An ebullient trading statement from Inland Homes (INL) see shares in the Amersham-based property-developer and house-builder notch up a healthy 11.2% to 33.62p as the group reveals a strong performance for the year to 30 June will see profitability ahead of market expectations.
Inland's decision to scale up its own house-building programme is proving lucrative with the group achieving the sale of 55 homes and generating revenues of £11.4 million up to the end of June compared with the same period in 2012 when just nine homes were sold to create £1.7 million in turnover.
The group also told shareholders that its combined development programme with Drayton Garden Village Ltd comprises of 453 homes across seven sites with current forward sales either agreed or contracted at £42.5 million.

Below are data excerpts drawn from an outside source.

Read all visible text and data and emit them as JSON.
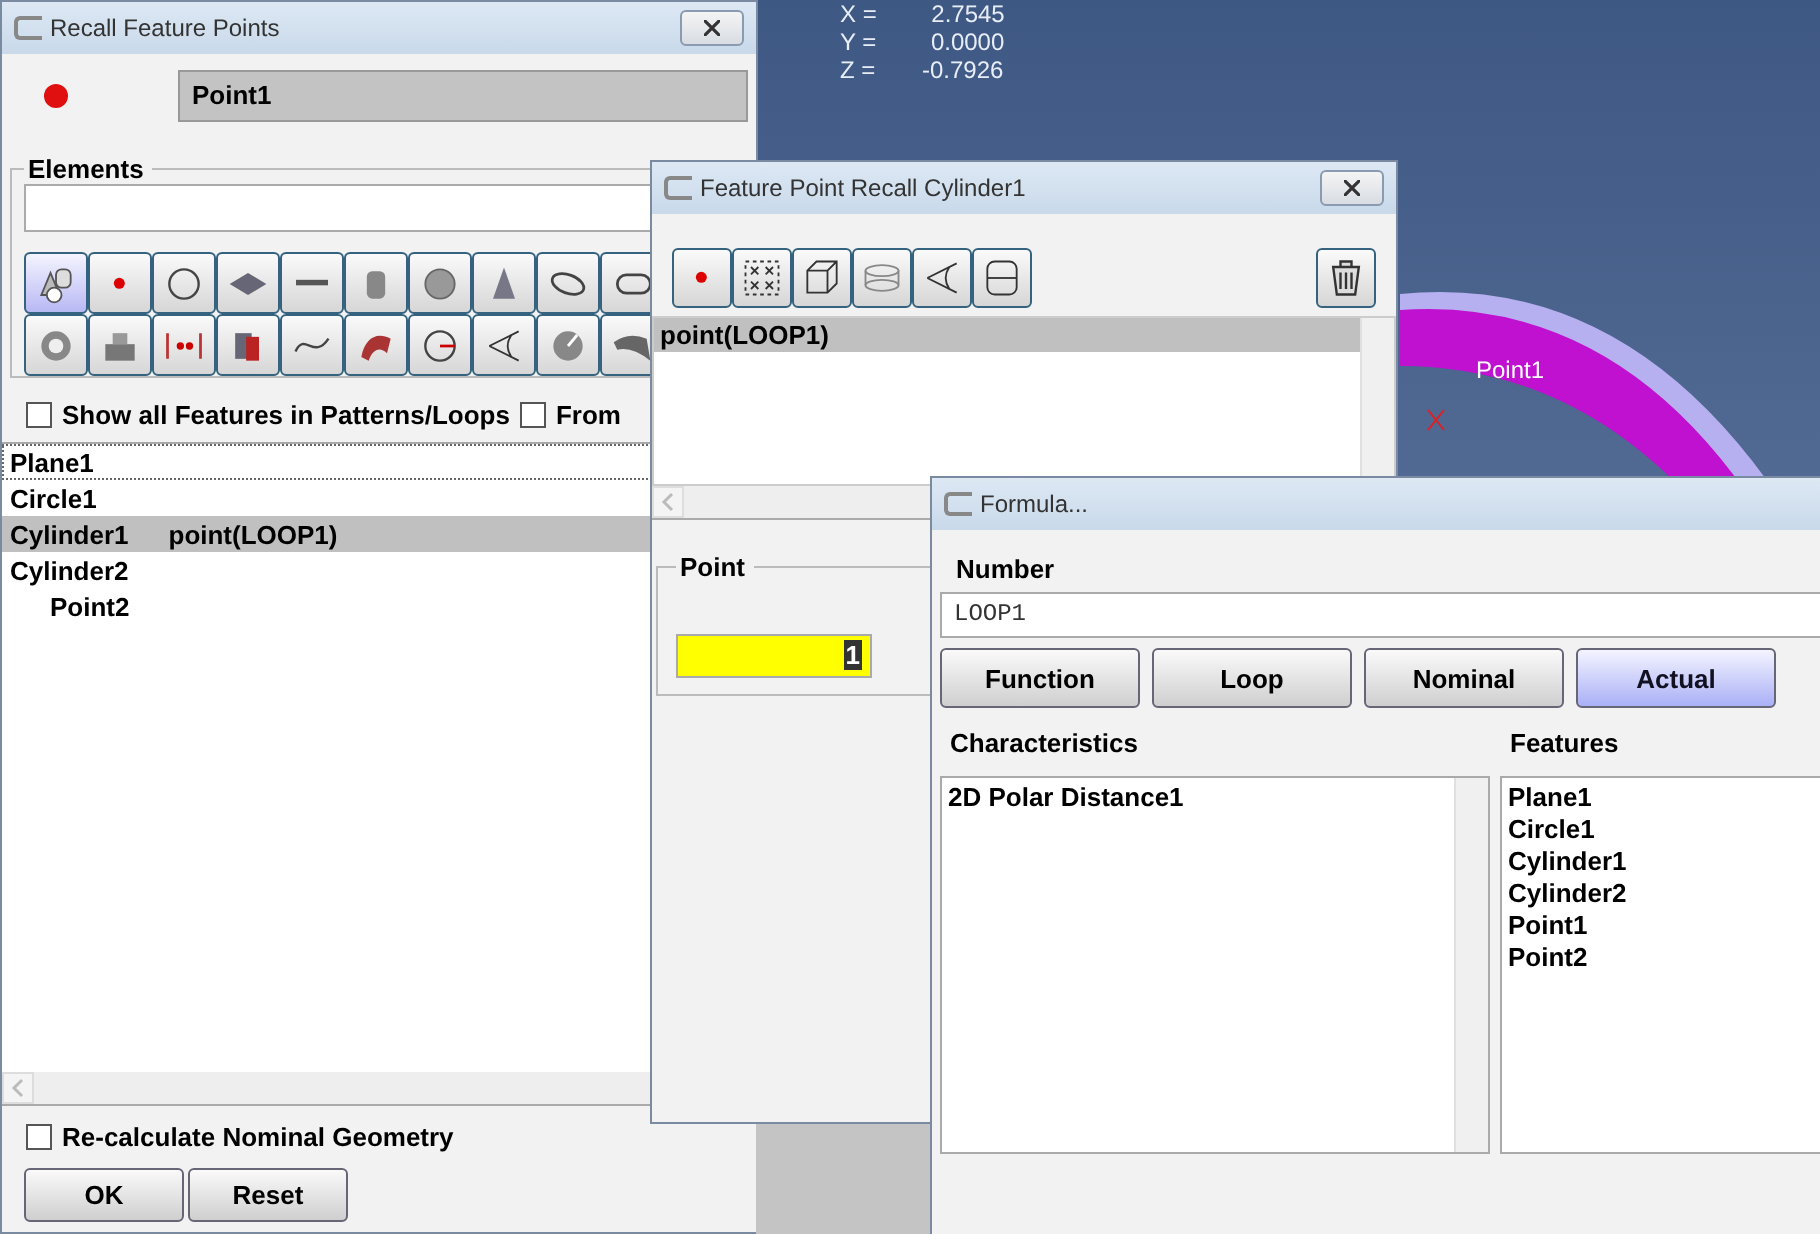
{
  "viewport": {
    "coordinates": [
      {
        "axis": "X =",
        "value": "2.7545"
      },
      {
        "axis": "Y =",
        "value": "0.0000"
      },
      {
        "axis": "Z =",
        "value": "-0.7926"
      }
    ],
    "point_label": "Point1"
  },
  "recall_window": {
    "title": "Recall Feature Points",
    "name_value": "Point1",
    "elements_label": "Elements",
    "element_tools": [
      {
        "kind": "multi",
        "selected": true
      },
      {
        "kind": "point",
        "selected": false
      },
      {
        "kind": "circle",
        "selected": false
      },
      {
        "kind": "plane",
        "selected": false
      },
      {
        "kind": "line",
        "selected": false
      },
      {
        "kind": "cylinder",
        "selected": false
      },
      {
        "kind": "sphere",
        "selected": false
      },
      {
        "kind": "cone",
        "selected": false
      },
      {
        "kind": "ellipse",
        "selected": false
      },
      {
        "kind": "slot",
        "selected": false
      },
      {
        "kind": "torus",
        "selected": false
      },
      {
        "kind": "step",
        "selected": false
      },
      {
        "kind": "distance",
        "selected": false
      },
      {
        "kind": "pair",
        "selected": false
      },
      {
        "kind": "curve",
        "selected": false
      },
      {
        "kind": "freeform",
        "selected": false
      },
      {
        "kind": "clock",
        "selected": false
      },
      {
        "kind": "angle",
        "selected": false
      },
      {
        "kind": "gauge",
        "selected": false
      },
      {
        "kind": "surface",
        "selected": false
      }
    ],
    "show_all_checkbox": {
      "label": "Show all Features in Patterns/Loops",
      "checked": false
    },
    "from_checkbox": {
      "label": "From",
      "checked": false
    },
    "features": [
      {
        "name": "Plane1",
        "selected": false,
        "focused": true
      },
      {
        "name": "Circle1",
        "selected": false,
        "focused": false
      },
      {
        "name": "Cylinder1",
        "detail": "point(LOOP1)",
        "selected": true,
        "focused": false
      },
      {
        "name": "Cylinder2",
        "selected": false,
        "focused": false,
        "children": [
          {
            "name": "Point2",
            "selected": false,
            "focused": false
          }
        ]
      }
    ],
    "recalc_checkbox": {
      "label": "Re-calculate Nominal Geometry",
      "checked": false
    },
    "buttons": [
      "OK",
      "Reset"
    ]
  },
  "recall_cylinder_window": {
    "title": "Feature Point Recall Cylinder1",
    "tools": [
      {
        "kind": "point"
      },
      {
        "kind": "grid"
      },
      {
        "kind": "cube"
      },
      {
        "kind": "disc"
      },
      {
        "kind": "angle"
      },
      {
        "kind": "diameter"
      }
    ],
    "points": [
      {
        "label": "point(LOOP1)",
        "selected": true
      }
    ],
    "point_group": {
      "label": "Point",
      "value": "1"
    }
  },
  "formula_window": {
    "title": "Formula...",
    "number_label": "Number",
    "number_value": "LOOP1",
    "buttons": [
      {
        "label": "Function",
        "selected": false
      },
      {
        "label": "Loop",
        "selected": false
      },
      {
        "label": "Nominal",
        "selected": false
      },
      {
        "label": "Actual",
        "selected": true
      }
    ],
    "characteristics_label": "Characteristics",
    "characteristics": [
      "2D Polar Distance1"
    ],
    "features_label": "Features",
    "features": [
      "Plane1",
      "Circle1",
      "Cylinder1",
      "Cylinder2",
      "Point1",
      "Point2"
    ]
  }
}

When the group reported its half-year results in March, Inland delighted investors with a three-fold rise in pre-tax profit to £3.1 million. At the time, house broker finnCap was cautious about second-half performance, raising revenue estimates by a cagey £5 million; less than half of the turnover the group succeeded in creating up to 30 June.
But Inland Homes is more than a £60.9 million cap house-builder with attractive southeastern exposure. The 23 July update also reported strong demand for its 'land with planning permission'. In the financial year just ended, the group disposed of 355 plots for turnover of £15.4 million compared to no plots sold in the year to 31 March 2012.
Over the year to June, Inland secured planning permission on a number of significant sites including 265 plots at Carters Quay, Poole and 101 plots at St John's Hospital, Chelmsford, Essex.
The Chelmsford site was was purchased for £9.7 million with plots effectively costing almost £100,000 each but finnCap's Duncan Hall posited that 'for residential property which may command prices in excess of £600,000, the group believes the land profit in the transaction justifies the entry price.'
Of course Inland is operating in an extremely competitive land market but it continues to seek out and secure opportunities. The group's trading update underlines this commitment, illustrated by the developer's options over a number of sites and exchanged contracts for the unconditional purchase of four further sites for a total consideration of £9.0 million. These opportunities provide the potential for an additional 366 residential plots.
The group also remains in relatively rude health in terms of financials, finishing the year with cash balances of £12.2 million and net borrowings of £3.7 million.